Pape Saint Jean-Paul II
De ce point de vue, le texte de l'Evangile de Jean qui nous présente Marie aux noces de Cana est particulièrement éloquent. Marie y paraît comme la Mère de Jésus au commencement de sa vie publique: «Il y eut des noces à Cana de Galilée, et la mère de Jésus y était. Jésus aussi fut invité à ces noces, ainsi que ses disciples» (Jn 2, 1-2). On pourrait déduire du texte que Jésus et ses disciples furent invités avec Marie, en quelque sorte à cause de la présence de cette dernière à la fête: le Fils semble invité à cause de la Mère. On sait la suite des événements découlant de cette invitation, le «commencement des signes» accomplis par Jésus -l'eau changée en vin-, ce qui fait dire à l'évangéliste: Jésus «manifesta sa gloire et ses disciples crurent en lui» (Jn 2, 11).
Pape Francois
La plénitude où Jésus porte la foi a un autre aspect déterminant.
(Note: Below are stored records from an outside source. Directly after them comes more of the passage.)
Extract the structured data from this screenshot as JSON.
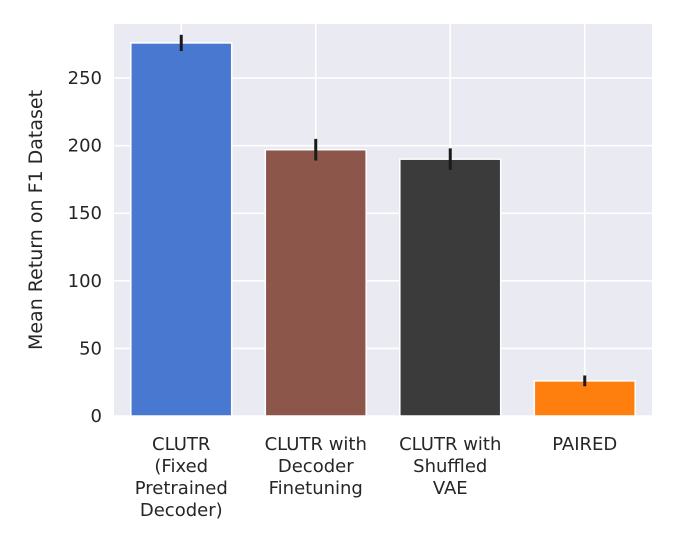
{
  "chart_data": {
    "type": "bar",
    "title": "",
    "xlabel": "",
    "ylabel": "Mean Return on F1 Dataset",
    "ylim": [
      0,
      290
    ],
    "yticks": [
      0,
      50,
      100,
      150,
      200,
      250
    ],
    "grid": true,
    "categories": [
      [
        "CLUTR",
        "(Fixed",
        "Pretrained",
        "Decoder)"
      ],
      [
        "CLUTR with",
        "Decoder",
        "Finetuning"
      ],
      [
        "CLUTR with",
        "Shuffled",
        "VAE"
      ],
      [
        "PAIRED"
      ]
    ],
    "values": [
      276,
      197,
      190,
      26
    ],
    "errors": [
      6,
      8,
      8,
      4
    ],
    "colors": [
      "#4878d0",
      "#8c564b",
      "#3b3b3b",
      "#ff7f0e"
    ]
  }
}
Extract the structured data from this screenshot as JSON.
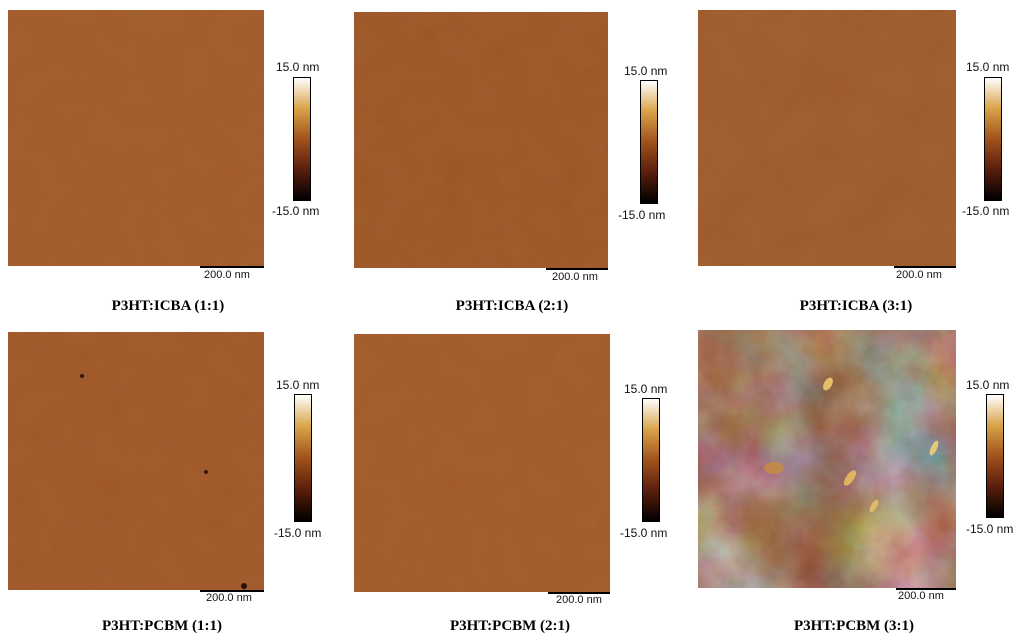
{
  "colormap": [
    "#000000",
    "#5a1e0c",
    "#a0521c",
    "#d9a349",
    "#ffffff"
  ],
  "panels": [
    {
      "caption": "P3HT:ICBA (1:1)",
      "scale_label": "200.0 nm",
      "cbar_max": "15.0 nm",
      "cbar_min": "-15.0 nm",
      "base_color": "#a25a2a",
      "roughness": "low"
    },
    {
      "caption": "P3HT:ICBA (2:1)",
      "scale_label": "200.0 nm",
      "cbar_max": "15.0 nm",
      "cbar_min": "-15.0 nm",
      "base_color": "#9c5626",
      "roughness": "low"
    },
    {
      "caption": "P3HT:ICBA (3:1)",
      "scale_label": "200.0 nm",
      "cbar_max": "15.0 nm",
      "cbar_min": "-15.0 nm",
      "base_color": "#9e5a2c",
      "roughness": "medium"
    },
    {
      "caption": "P3HT:PCBM (1:1)",
      "scale_label": "200.0 nm",
      "cbar_max": "15.0 nm",
      "cbar_min": "-15.0 nm",
      "base_color": "#9f5728",
      "roughness": "low"
    },
    {
      "caption": "P3HT:PCBM (2:1)",
      "scale_label": "200.0 nm",
      "cbar_max": "15.0 nm",
      "cbar_min": "-15.0 nm",
      "base_color": "#a25a2a",
      "roughness": "low"
    },
    {
      "caption": "P3HT:PCBM (3:1)",
      "scale_label": "200.0 nm",
      "cbar_max": "15.0 nm",
      "cbar_min": "-15.0 nm",
      "base_color": "#8e4a20",
      "roughness": "high"
    }
  ]
}
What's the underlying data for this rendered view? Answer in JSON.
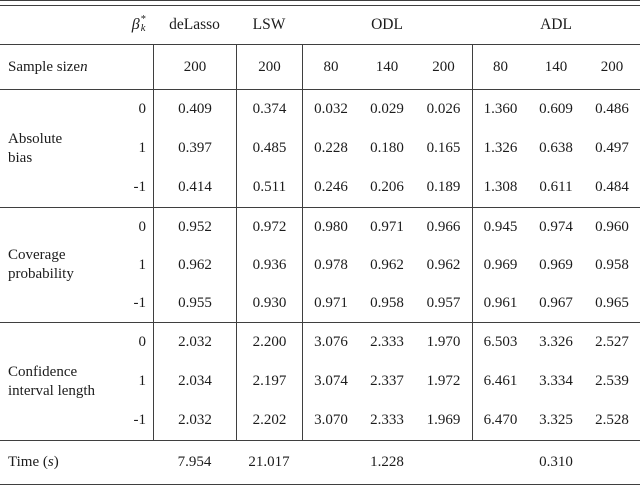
{
  "colors": {
    "rule": "#3f3f3f",
    "text": "#1c1c1c",
    "background": "#ffffff"
  },
  "table": {
    "header": {
      "beta_symbol": "β",
      "beta_sup": "*",
      "beta_sub": "k",
      "method_delasso": "deLasso",
      "method_lsw": "LSW",
      "method_odl": "ODL",
      "method_adl": "ADL"
    },
    "sample_size": {
      "label_text": "Sample size ",
      "label_italic": "n",
      "values": [
        "200",
        "200",
        "80",
        "140",
        "200",
        "80",
        "140",
        "200"
      ]
    },
    "sections": [
      {
        "label_line1": "Absolute",
        "label_line2": "bias",
        "rows": [
          {
            "beta": "0",
            "values": [
              "0.409",
              "0.374",
              "0.032",
              "0.029",
              "0.026",
              "1.360",
              "0.609",
              "0.486"
            ]
          },
          {
            "beta": "1",
            "values": [
              "0.397",
              "0.485",
              "0.228",
              "0.180",
              "0.165",
              "1.326",
              "0.638",
              "0.497"
            ]
          },
          {
            "beta": "-1",
            "values": [
              "0.414",
              "0.511",
              "0.246",
              "0.206",
              "0.189",
              "1.308",
              "0.611",
              "0.484"
            ]
          }
        ]
      },
      {
        "label_line1": "Coverage",
        "label_line2": "probability",
        "rows": [
          {
            "beta": "0",
            "values": [
              "0.952",
              "0.972",
              "0.980",
              "0.971",
              "0.966",
              "0.945",
              "0.974",
              "0.960"
            ]
          },
          {
            "beta": "1",
            "values": [
              "0.962",
              "0.936",
              "0.978",
              "0.962",
              "0.962",
              "0.969",
              "0.969",
              "0.958"
            ]
          },
          {
            "beta": "-1",
            "values": [
              "0.955",
              "0.930",
              "0.971",
              "0.958",
              "0.957",
              "0.961",
              "0.967",
              "0.965"
            ]
          }
        ]
      },
      {
        "label_line1": "Confidence",
        "label_line2": "interval length",
        "rows": [
          {
            "beta": "0",
            "values": [
              "2.032",
              "2.200",
              "3.076",
              "2.333",
              "1.970",
              "6.503",
              "3.326",
              "2.527"
            ]
          },
          {
            "beta": "1",
            "values": [
              "2.034",
              "2.197",
              "3.074",
              "2.337",
              "1.972",
              "6.461",
              "3.334",
              "2.539"
            ]
          },
          {
            "beta": "-1",
            "values": [
              "2.032",
              "2.202",
              "3.070",
              "2.333",
              "1.969",
              "6.470",
              "3.325",
              "2.528"
            ]
          }
        ]
      }
    ],
    "time": {
      "label_text": "Time (",
      "label_italic": "s",
      "label_close": ")",
      "values": [
        "7.954",
        "21.017",
        "1.228",
        "0.310"
      ]
    }
  }
}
Dans la foi, le Christ n’est pas seulement celui en qui nous croyons — la manifestation la plus grande de l’amour de Dieu — ,mais aussi celui auquel nous nous unissons pour pouvoir croire. La foi non seulement regarde vers Jésus, mais regarde du point de vue de Jésus, avec ses yeux : elle est une participation à sa façon de voir. Dans de nombreux domaines de la vie, nous faisons confiance à d’autres personnes qui ont des meilleures connaissances que nous. Nous avons confiance dans l’architecte qui construit notre maison, dans le pharmacien qui nous présente le médicament pour la guérison, dans l’avocat qui nous défend au tribunal. Nous avons également besoin de quelqu’un qui soit digne de confiance et expert dans les choses de Dieu. Jésus, son Fils, se présente comme celui qui nous explique Dieu (cf. Jn 1, 18). La vie du Christ, sa façon de connaître le Père, de vivre totalement en relation avec lui, ouvre un nouvel espace à l’expérience humaine et nous pouvons y entrer. Saint Jean a exprimé l’importance de la relation personnelle avec Jésus pour notre foi à travers divers usages du verbe croire. Avec le « croire que » ce que Jésus nous dit est vrai (cf. Jn 14, 10 ; 20, 31), Jean utilise aussi les locutions « croire à » Jésus et « croire en » Jésus. « Nous croyons à » Jésus, quand nous acceptons sa Parole, son témoignage, parce qu’il est véridique (cf. Jn 6, 30). « Nous croyons en » Jésus, quand nous l’accueillons personnellement dans notre vie et nous nous en remettons à lui, adhérant à lui dans l’amour et le suivant au long du chemin (cf. Jn 2, 11 ; 6, 47 ; 12, 44).